Vergisini verdiği, vatandaşlık görevlerini yerine getirdiği ülkesinde kendisi
için çok değerli olan evladını okula emanet ediyor. YETMEZ AMA BUNU HERKES
İSTİYOR. Hak ediyor mu evet fazlasıyla hak ediyor. Ben de çocuğum için bunları
isterim.
Haftanın
5 günü, günde en az 7 saat eğitim gören bir insanın yetişmemesi için hangi
nedenler vardır ki!
Çok
NEDENLER varmış. Kimsenin konuşmadığı ama söylemek isteğini birçok NEDEN
varmış.
Dershanelerin
kapatılmasını istemeyenler ve sendikası olan gruplar, kişiler NEDEN okullardaki
bu sorunları dile getirmediler? Bu sistemin böyle işlemesine rıza gösterdiler?

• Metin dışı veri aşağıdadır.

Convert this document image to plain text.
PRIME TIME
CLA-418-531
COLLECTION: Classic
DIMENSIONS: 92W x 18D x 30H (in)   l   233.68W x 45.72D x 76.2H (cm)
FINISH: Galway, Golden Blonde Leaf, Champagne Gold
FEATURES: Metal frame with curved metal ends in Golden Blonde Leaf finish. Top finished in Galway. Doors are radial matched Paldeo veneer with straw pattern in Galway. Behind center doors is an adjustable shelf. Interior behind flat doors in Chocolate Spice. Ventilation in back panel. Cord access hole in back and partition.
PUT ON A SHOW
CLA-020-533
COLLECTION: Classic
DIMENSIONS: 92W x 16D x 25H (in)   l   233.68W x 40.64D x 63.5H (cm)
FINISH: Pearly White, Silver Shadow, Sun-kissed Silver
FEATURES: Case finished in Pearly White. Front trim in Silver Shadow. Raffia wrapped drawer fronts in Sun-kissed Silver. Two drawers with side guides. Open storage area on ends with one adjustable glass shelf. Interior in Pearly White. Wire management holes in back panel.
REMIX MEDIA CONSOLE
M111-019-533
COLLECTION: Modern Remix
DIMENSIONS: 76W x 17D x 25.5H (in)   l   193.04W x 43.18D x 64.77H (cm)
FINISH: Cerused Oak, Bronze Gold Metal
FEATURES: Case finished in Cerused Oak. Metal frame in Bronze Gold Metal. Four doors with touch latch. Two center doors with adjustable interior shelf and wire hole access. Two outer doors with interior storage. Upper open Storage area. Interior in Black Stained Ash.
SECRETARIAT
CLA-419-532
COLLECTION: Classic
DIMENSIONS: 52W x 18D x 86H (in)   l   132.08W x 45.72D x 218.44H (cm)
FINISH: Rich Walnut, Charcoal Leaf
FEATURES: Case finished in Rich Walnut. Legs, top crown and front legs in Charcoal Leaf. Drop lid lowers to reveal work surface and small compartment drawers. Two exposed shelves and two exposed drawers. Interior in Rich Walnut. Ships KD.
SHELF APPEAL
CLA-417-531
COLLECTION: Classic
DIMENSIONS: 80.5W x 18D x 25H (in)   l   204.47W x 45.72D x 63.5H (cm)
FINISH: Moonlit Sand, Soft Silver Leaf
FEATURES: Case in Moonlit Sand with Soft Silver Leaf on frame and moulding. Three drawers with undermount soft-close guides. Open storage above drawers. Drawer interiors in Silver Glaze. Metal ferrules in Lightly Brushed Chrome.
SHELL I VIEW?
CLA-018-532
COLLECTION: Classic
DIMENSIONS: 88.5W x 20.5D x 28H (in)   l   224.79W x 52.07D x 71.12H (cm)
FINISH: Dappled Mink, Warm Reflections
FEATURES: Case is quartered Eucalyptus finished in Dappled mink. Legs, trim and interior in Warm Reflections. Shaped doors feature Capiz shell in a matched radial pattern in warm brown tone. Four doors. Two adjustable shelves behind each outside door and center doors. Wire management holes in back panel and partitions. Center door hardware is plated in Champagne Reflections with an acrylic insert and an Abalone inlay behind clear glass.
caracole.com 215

Kimse düne kadar televizyonlarda; ‘okullarda konular yetişmiyor’, ‘okul
üniversiteyi kazandıramıyor’ demiyordu. Demek ki dershane konusu gündeme
gelmeseydi kimse okulların sorunlarının devam etmesine ses çıkarmayacaktı.

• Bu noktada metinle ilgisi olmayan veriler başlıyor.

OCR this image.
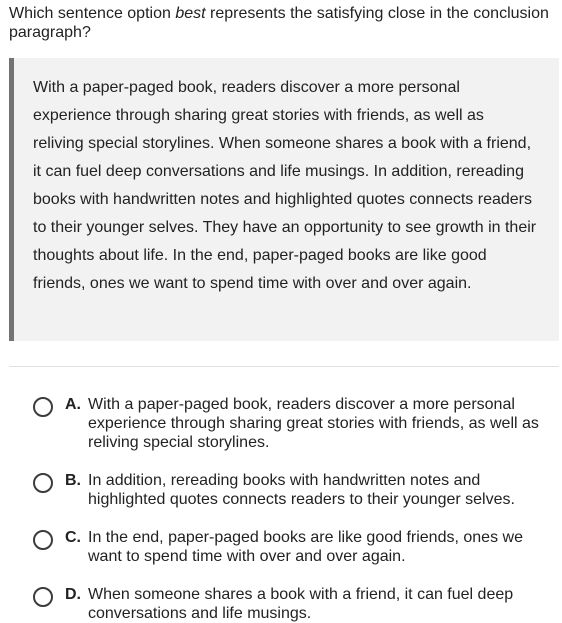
Which sentence option best represents the satisfying close in the conclusion paragraph?
With a paper-paged book, readers discover a more personal experience through sharing great stories with friends, as well as reliving special storylines. When someone shares a book with a friend, it can fuel deep conversations and life musings. In addition, rereading books with handwritten notes and highlighted quotes connects readers to their younger selves. They have an opportunity to see growth in their thoughts about life. In the end, paper-paged books are like good friends, ones we want to spend time with over and over again.
A. With a paper-paged book, readers discover a more personal experience through sharing great stories with friends, as well as reliving special storylines.
B. In addition, rereading books with handwritten notes and highlighted quotes connects readers to their younger selves.
C. In the end, paper-paged books are like good friends, ones we want to spend time with over and over again.
D. When someone shares a book with a friend, it can fuel deep conversations and life musings.
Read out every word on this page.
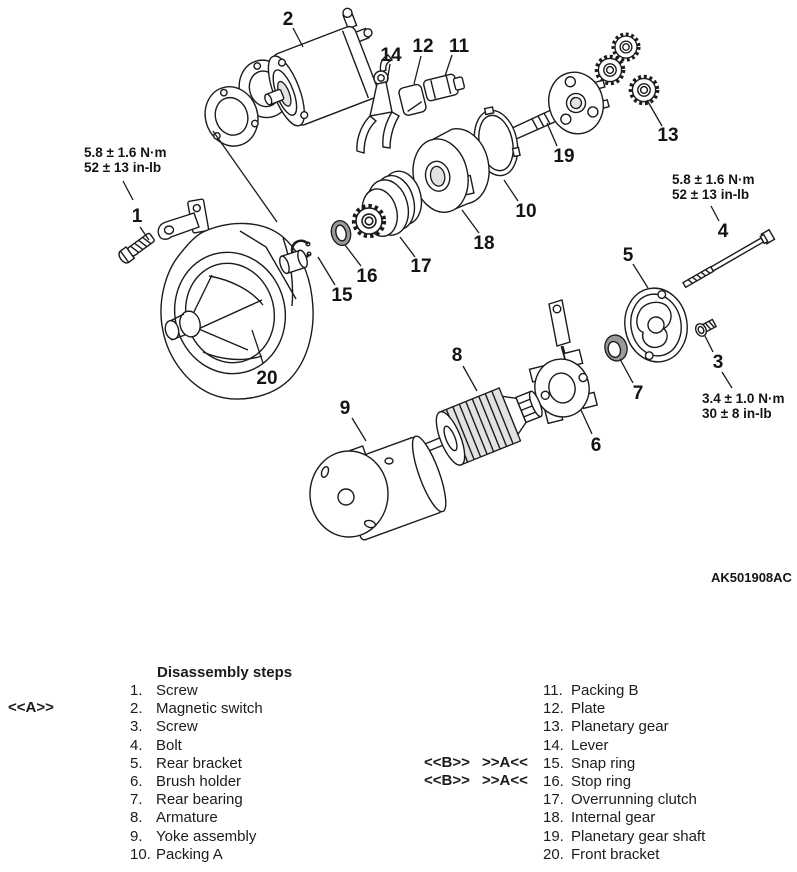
1
2
3
4
5
6
7
8
9
10
11
12
13
14
15
16 17
18
19
20
5.8 ± 1.6 N·m
52 ± 13 in-lb
5.8 ± 1.6 N·m
52 ± 13 in-lb
3.4 ± 1.0 N·m
30 ± 8 in-lb
AK501908AC
Disassembly steps
<<A>>
1. Screw
2. Magnetic switch
3. Screw
4. Bolt
5. Rear bracket
6. Brush holder
7. Rear bearing
8. Armature
9. Yoke assembly
10. Packing A
<<B>> >>A<<
<<B>> >>A<<
11. Packing B
12. Plate
13. Planetary gear
14. Lever
15. Snap ring
16. Stop ring
17. Overrunning clutch
18. Internal gear
19. Planetary gear shaft
20. Front bracket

Bunun neresi samimi bir düşüncedir. Sendikanın tek vazifesi maaş zam oranının
yapıldığı toplantıya katılmak mıdır?
Okullarda
da her görüşten, her cemaatten insan var. Devletin kurumundan maaş alırken,
geçimlerini sağlarken, hatta üst makamlarda çalışırken NEDEN okulların bu
sorunlarını dile getirme gereksinimi duymadılar? İşin bu noktası hem yazıktır,
hem de düşündürücü.
Şefkat
tokatlarını hatırlamak gerekiyor. Hem devletin okulundan maaş alacaksın, hem de
asıl maaş aldığı yeri unutup zamanını,
enerjini başka bir hizmete
vereceksin. Kimse yemez ve yemedi. Öğrenci de biliyor, meslektaşın da biliyor.
Şefkat
tokatlarını hatırlamak gerekiyor. Dershanede zeki ve çalışkan çocuk üzerinden
prim yapmak çok kolay. Ama geride hem ahı hem de parası alınmış çok büyük bir
kitle var. İnkar eden varsa gelsin. Hodri meydan.
Birileri
de başkaları gibi ‘bana dokunmayan yılan bin yıl yaşasın’ dedi. Ben usul usul
gemimi yüzdüreyim dedi.
Yurtlarda
kalan öğrenciler doğru dürüst ödev yapmıyor. Hiçbir özel yurttan öğrenci velisi
okula gelip de öğrencisini sormuyor. Belirli yatış ve kalkış zamanı yok. Düzenli
ders çalışmak yok. Ders çalıştırmak yok. Ortada sorumlu yok. İşin pedagojisi
yok, bilimselliği yok, temizliği yok. Ama iş bir kurumu savunmaya diğerini
eleştirmeye gelince çok kolay. İşte insanın bu noktada sorası geliyor. Hani örnek
olmak gerekiyordu? Çalışkan ve dürüst olunmalıydı? Yok yok yok.